There was a surge of laughter. “Oh, humans! Barely monkeys, really! Have you seen them climb trees? It’s terrible to watch, limbs flailing, feet scrabbling—,”

The laughter surged, and then a loud voice said, “Quiet, quiet!”

The monkeys grew silent. A grey-furred monkey maneuvered its way through the crowd, and slid down a vine to hang right in front of Eshoo. It watched him carefully, its long spiked tail waving back and forth. Eshoo stared at it. Its fur, grey shot through with white, was wild and bushy around its small, dark face, deeply lined and leathery. Its eyes were pale and curious, and it licked its lips as it took him in.

Eshoo said, horrified, “Are you going to eat me?”

The grey-furred monkey hooted with amusement, and there was a roar of laughter from the others. The monkey waved a long-fingered hand to get them to quiet down, and then said to Eshoo, “Eat you? No, we do not eat humans, you’re our cousins.
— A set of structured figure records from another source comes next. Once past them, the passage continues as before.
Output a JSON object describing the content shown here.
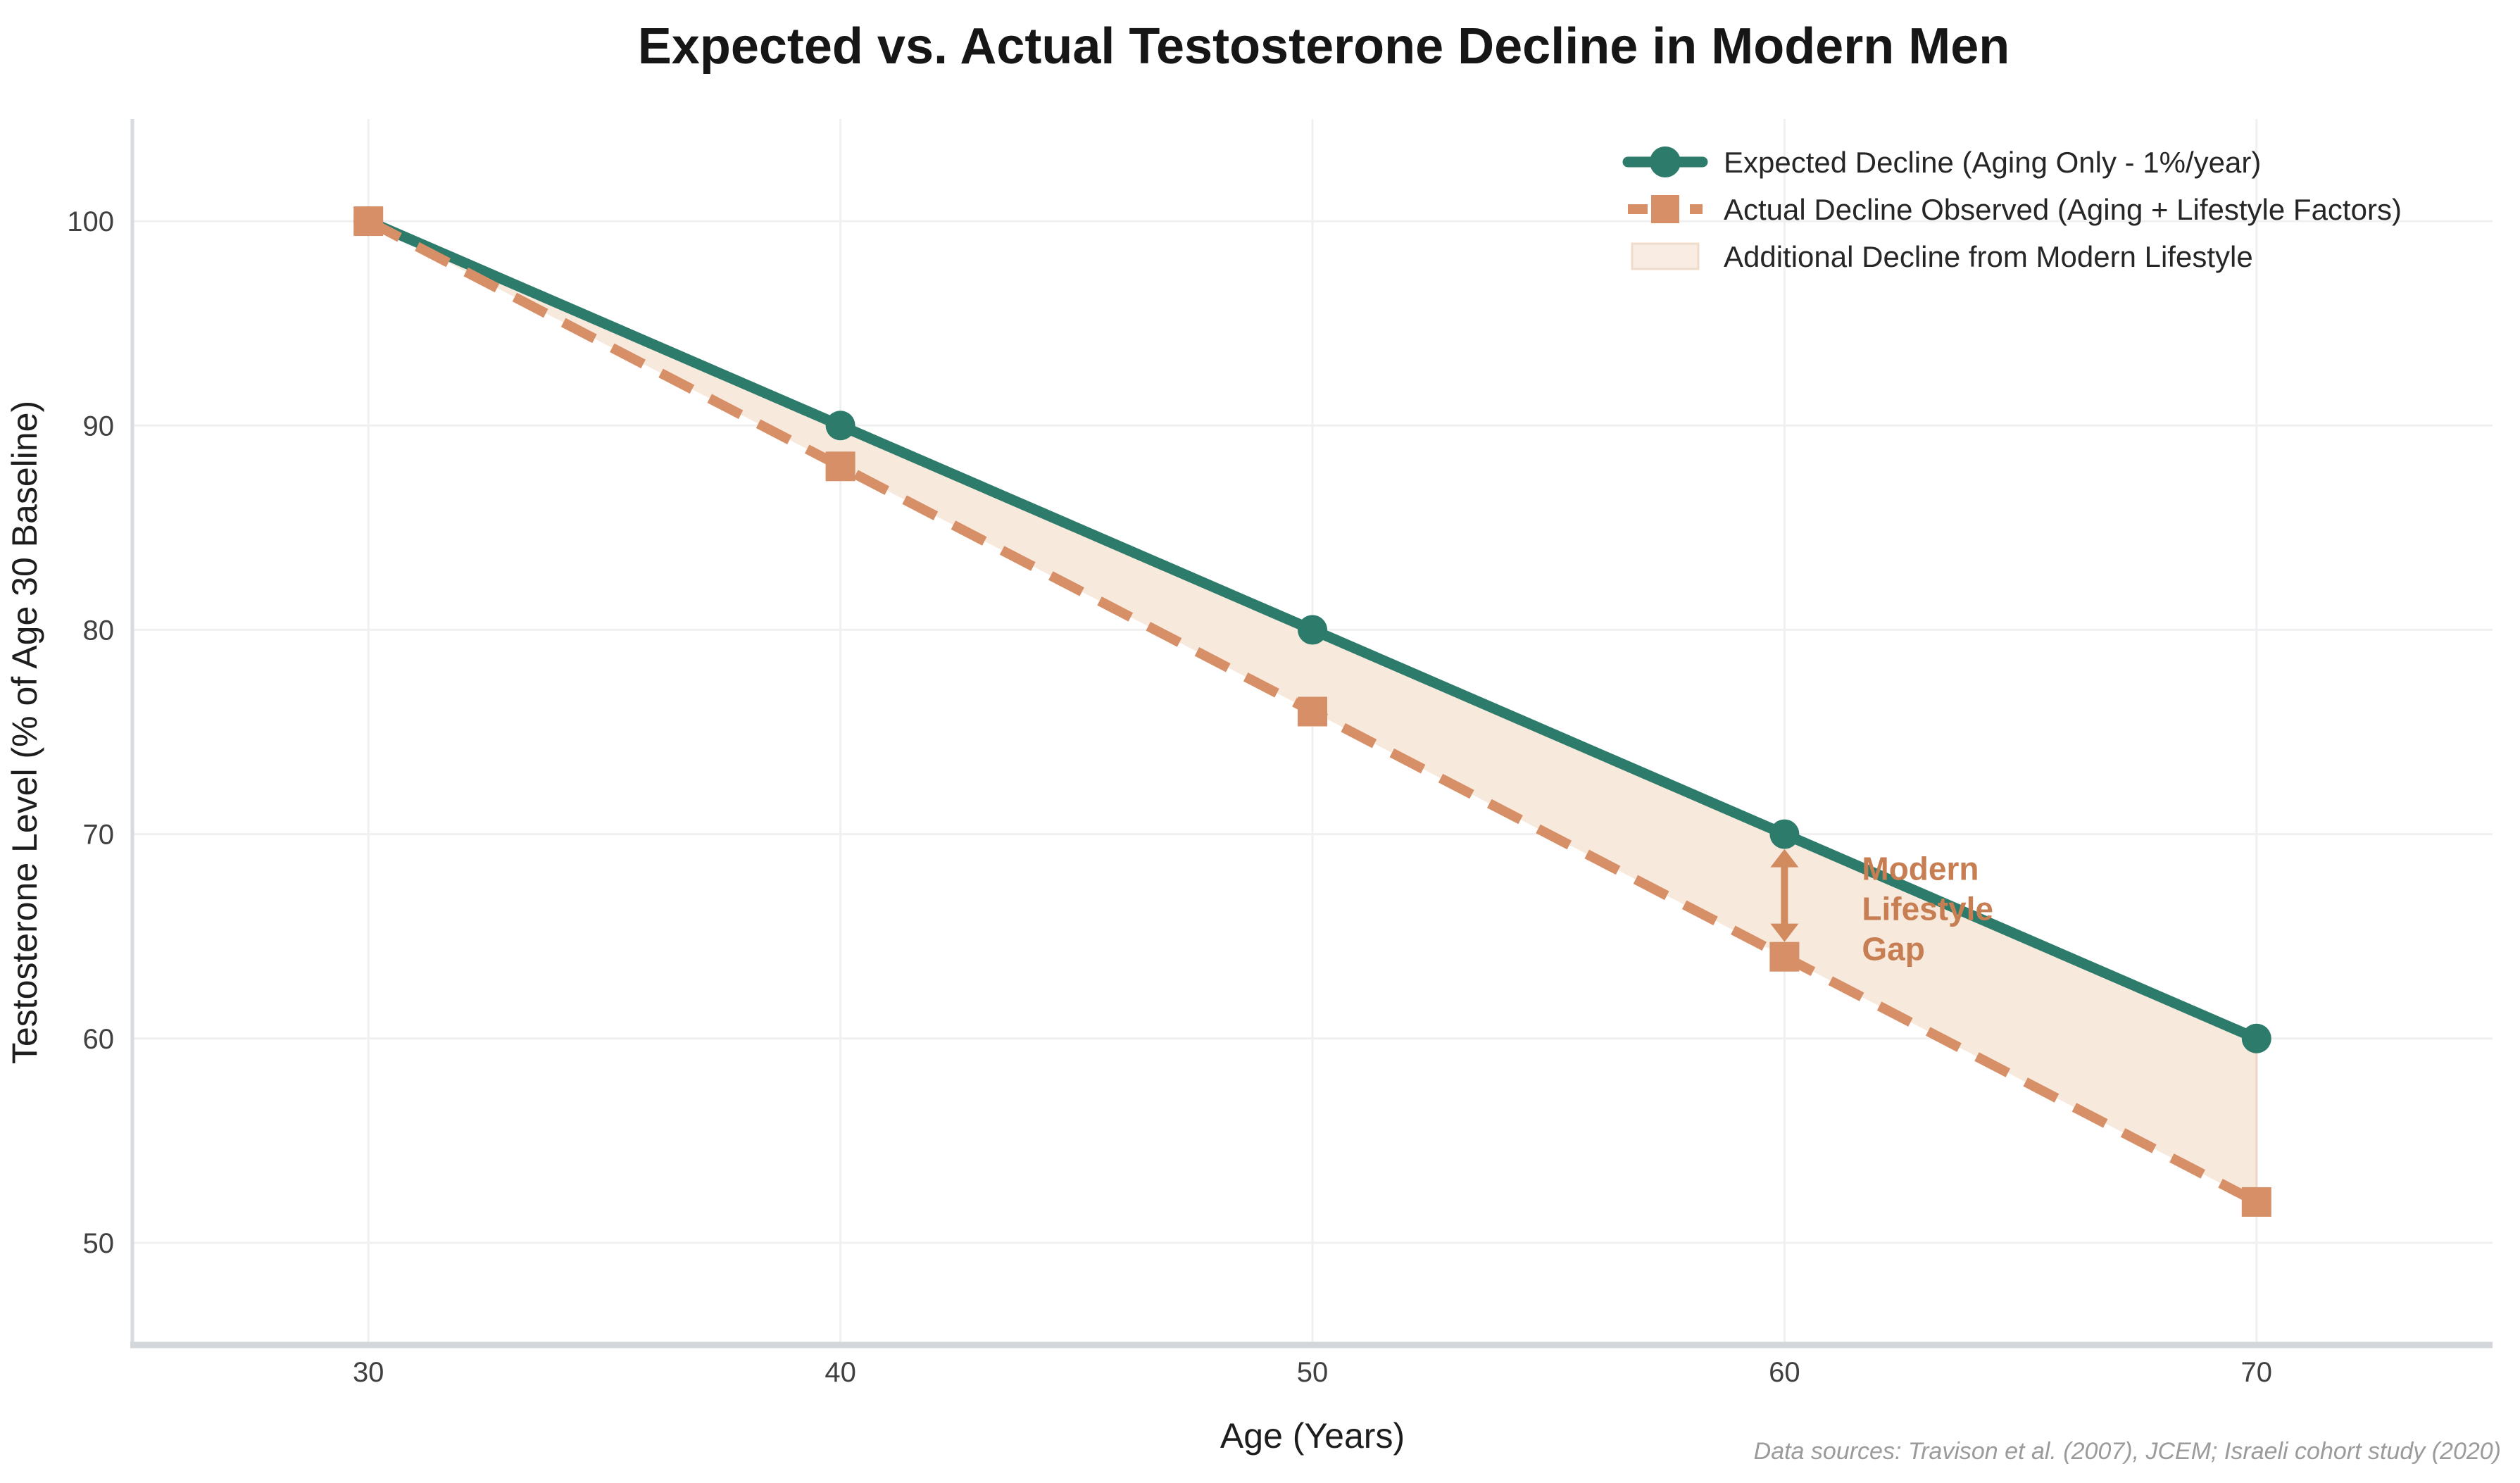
{
  "title": "Expected vs. Actual Testosterone Decline in Modern Men",
  "footer": "Data sources: Travison et al. (2007), JCEM; Israeli cohort study (2020)",
  "axes": {
    "x_label": "Age (Years)",
    "y_label": "Testosterone Level (% of Age 30 Baseline)",
    "x_ticks": [
      "30",
      "40",
      "50",
      "60",
      "70"
    ],
    "y_ticks": [
      "50",
      "60",
      "70",
      "80",
      "90",
      "100"
    ]
  },
  "legend": {
    "items": [
      {
        "label": "Expected Decline (Aging Only - 1%/year)",
        "type": "line-circle",
        "color": "#2d7c6b"
      },
      {
        "label": "Actual Decline Observed (Aging + Lifestyle Factors)",
        "type": "dash-square",
        "color": "#d68f66"
      },
      {
        "label": "Additional Decline from Modern Lifestyle",
        "type": "patch",
        "color": "#f9ece3",
        "border": "#f0dccb"
      }
    ]
  },
  "annotation": {
    "text_lines": [
      "Modern",
      "Lifestyle",
      "Gap"
    ],
    "text_color": "#c77e52",
    "arrow_color": "#d28a5f",
    "arrow_at_x": 60
  },
  "colors": {
    "expected_line": "#2d7c6b",
    "actual_line": "#d68f66",
    "fill_between": "#f8e9dd",
    "fill_edge": "#eed6c5",
    "grid": "#f0f0f2",
    "spine_left": "#d7dade",
    "spine_bottom": "#d3d7db",
    "background": "#ffffff"
  },
  "chart_data": {
    "type": "line",
    "x": [
      30,
      40,
      50,
      60,
      70
    ],
    "series": [
      {
        "name": "Expected Decline (Aging Only - 1%/year)",
        "values": [
          100,
          90,
          80,
          70,
          60
        ],
        "color": "#2d7c6b",
        "style": "solid",
        "marker": "circle"
      },
      {
        "name": "Actual Decline Observed (Aging + Lifestyle Factors)",
        "values": [
          100,
          88,
          76,
          64,
          52
        ],
        "color": "#d68f66",
        "style": "dashed",
        "marker": "square"
      }
    ],
    "fill_between_label": "Additional Decline from Modern Lifestyle",
    "title": "Expected vs. Actual Testosterone Decline in Modern Men",
    "xlabel": "Age (Years)",
    "ylabel": "Testosterone Level (% of Age 30 Baseline)",
    "xlim": [
      25,
      75
    ],
    "ylim": [
      45,
      105
    ],
    "grid": true,
    "legend_position": "upper right"
  }
}
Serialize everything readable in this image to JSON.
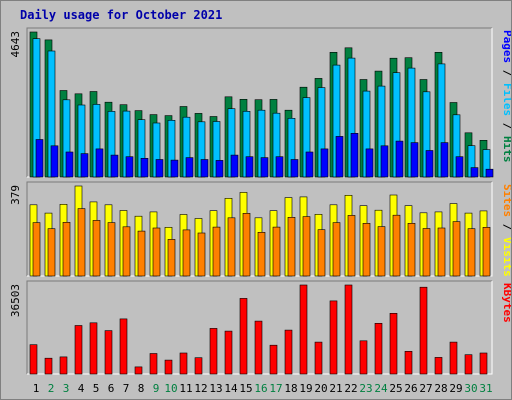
{
  "chart_data": {
    "type": "bar",
    "title": "Daily usage for October 2021",
    "days": [
      "1",
      "2",
      "3",
      "4",
      "5",
      "6",
      "7",
      "8",
      "9",
      "10",
      "11",
      "12",
      "13",
      "14",
      "15",
      "16",
      "17",
      "18",
      "19",
      "20",
      "21",
      "22",
      "23",
      "24",
      "25",
      "26",
      "27",
      "28",
      "29",
      "30",
      "31"
    ],
    "weekend_days": [
      "2",
      "3",
      "9",
      "10",
      "16",
      "17",
      "23",
      "24",
      "30",
      "31"
    ],
    "colors": {
      "hits": "#008040",
      "files": "#00c0ff",
      "pages": "#0000ff",
      "visits": "#ffff00",
      "sites": "#ff8000",
      "kbytes": "#ff0000",
      "weekday_label": "#000000",
      "weekend_label": "#008040",
      "title": "#0000aa",
      "panel_bg": "#c0c0c0"
    },
    "panels": [
      {
        "id": "hits_files_pages",
        "max_label": "4643",
        "ylim": [
          0,
          4643
        ],
        "legend": [
          "Pages",
          "Files",
          "Hits"
        ],
        "legend_colors": [
          "#0000ff",
          "#00c0ff",
          "#008040"
        ],
        "series": [
          {
            "name": "Hits",
            "color": "#008040",
            "values": [
              4643,
              4389,
              2770,
              2665,
              2737,
              2396,
              2316,
              2125,
              1999,
              1967,
              2256,
              2035,
              1936,
              2568,
              2488,
              2476,
              2485,
              2139,
              2876,
              3156,
              3994,
              4138,
              3123,
              3390,
              3804,
              3820,
              3123,
              3993,
              2385,
              1415,
              1176
            ]
          },
          {
            "name": "Files",
            "color": "#00c0ff",
            "values": [
              4430,
              4035,
              2471,
              2307,
              2326,
              2101,
              2109,
              1835,
              1728,
              1815,
              1916,
              1768,
              1777,
              2188,
              2104,
              2140,
              2044,
              1879,
              2541,
              2863,
              3583,
              3808,
              2749,
              2911,
              3339,
              3488,
              2729,
              3623,
              1993,
              1003,
              876
            ]
          },
          {
            "name": "Pages",
            "color": "#0000ff",
            "values": [
              1200,
              1000,
              800,
              750,
              900,
              700,
              650,
              600,
              560,
              540,
              620,
              560,
              530,
              700,
              650,
              620,
              650,
              560,
              800,
              900,
              1300,
              1400,
              900,
              1000,
              1150,
              1100,
              850,
              1100,
              650,
              300,
              250
            ]
          }
        ]
      },
      {
        "id": "visits_sites",
        "max_label": "379",
        "ylim": [
          0,
          379
        ],
        "legend": [
          "Sites",
          "Visits"
        ],
        "legend_colors": [
          "#ff8000",
          "#ffff00"
        ],
        "series": [
          {
            "name": "Visits",
            "color": "#ffff00",
            "values": [
              300,
              265,
              302,
              379,
              312,
              300,
              276,
              252,
              270,
              205,
              259,
              242,
              275,
              327,
              352,
              245,
              275,
              330,
              333,
              260,
              300,
              340,
              296,
              277,
              341,
              296,
              266,
              270,
              305,
              265,
              274
            ]
          },
          {
            "name": "Sites",
            "color": "#ff8000",
            "values": [
              225,
              199,
              226,
              284,
              234,
              225,
              207,
              189,
              202,
              154,
              194,
              181,
              206,
              245,
              264,
              184,
              206,
              247,
              250,
              195,
              225,
              255,
              222,
              208,
              256,
              222,
              200,
              202,
              229,
              199,
              205
            ]
          }
        ]
      },
      {
        "id": "kbytes",
        "max_label": "36503",
        "ylim": [
          0,
          36503
        ],
        "legend": [
          "KBytes"
        ],
        "legend_colors": [
          "#ff0000"
        ],
        "series": [
          {
            "name": "KBytes",
            "color": "#ff0000",
            "values": [
              12000,
              6500,
              7000,
              19900,
              21000,
              17800,
              22600,
              2900,
              8400,
              5700,
              8600,
              6700,
              18700,
              17600,
              31000,
              21700,
              11800,
              18000,
              36503,
              13100,
              30000,
              36503,
              13600,
              20800,
              24900,
              9300,
              35600,
              6800,
              13100,
              7900,
              8600
            ]
          }
        ]
      }
    ]
  }
}
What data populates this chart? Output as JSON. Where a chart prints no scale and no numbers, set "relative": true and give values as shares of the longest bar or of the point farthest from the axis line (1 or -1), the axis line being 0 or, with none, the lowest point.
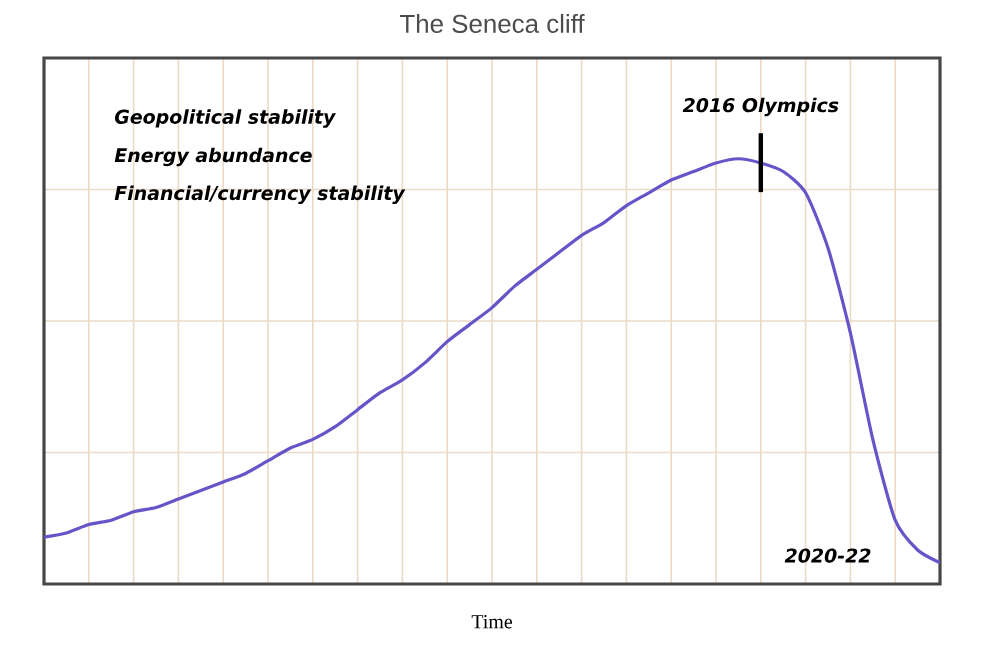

Don’t you see?” It grabbed his arm and picked it up for him to see. “We have the same number of fingers, and the same sort of arm! It would be like eating one of our own kind!”

The monkeys continued to laugh.

The grey monkey waved its hand again, and the silence resumed. “I have wanted to talk to a Baki from one of the villages for a while, but we can’t just walk right in and say hello—we had to be stealthy about it! So, we thought to tail one of the hunters next time they went out to hunt. Do you admire our cleverness?”

Eshoo was too overwhelmed to do much but listen and stare.

“There has been news,” the grey monkey went on, its pale eyes flicking about, “about odd things happening in the jungle. Something is causing trouble, and the Anahi talk of strange happenings in the world of humans, with the Empire at the root of it all. Have you heard about this?”

Eshoo shook his head, his mouth slightly open.

The brown monkey hanging at the side reached over to close Eshoo’s mouth, and the monkeys exclaimed with laughter again. The grey monkey waited it out, and then said, “Well, if you haven’t heard, then here I am telling you now. When you return to your village, tell the humans that the Anahi are spreading warnings into the winds, and that you, as all creatures should, would do well to heed it.”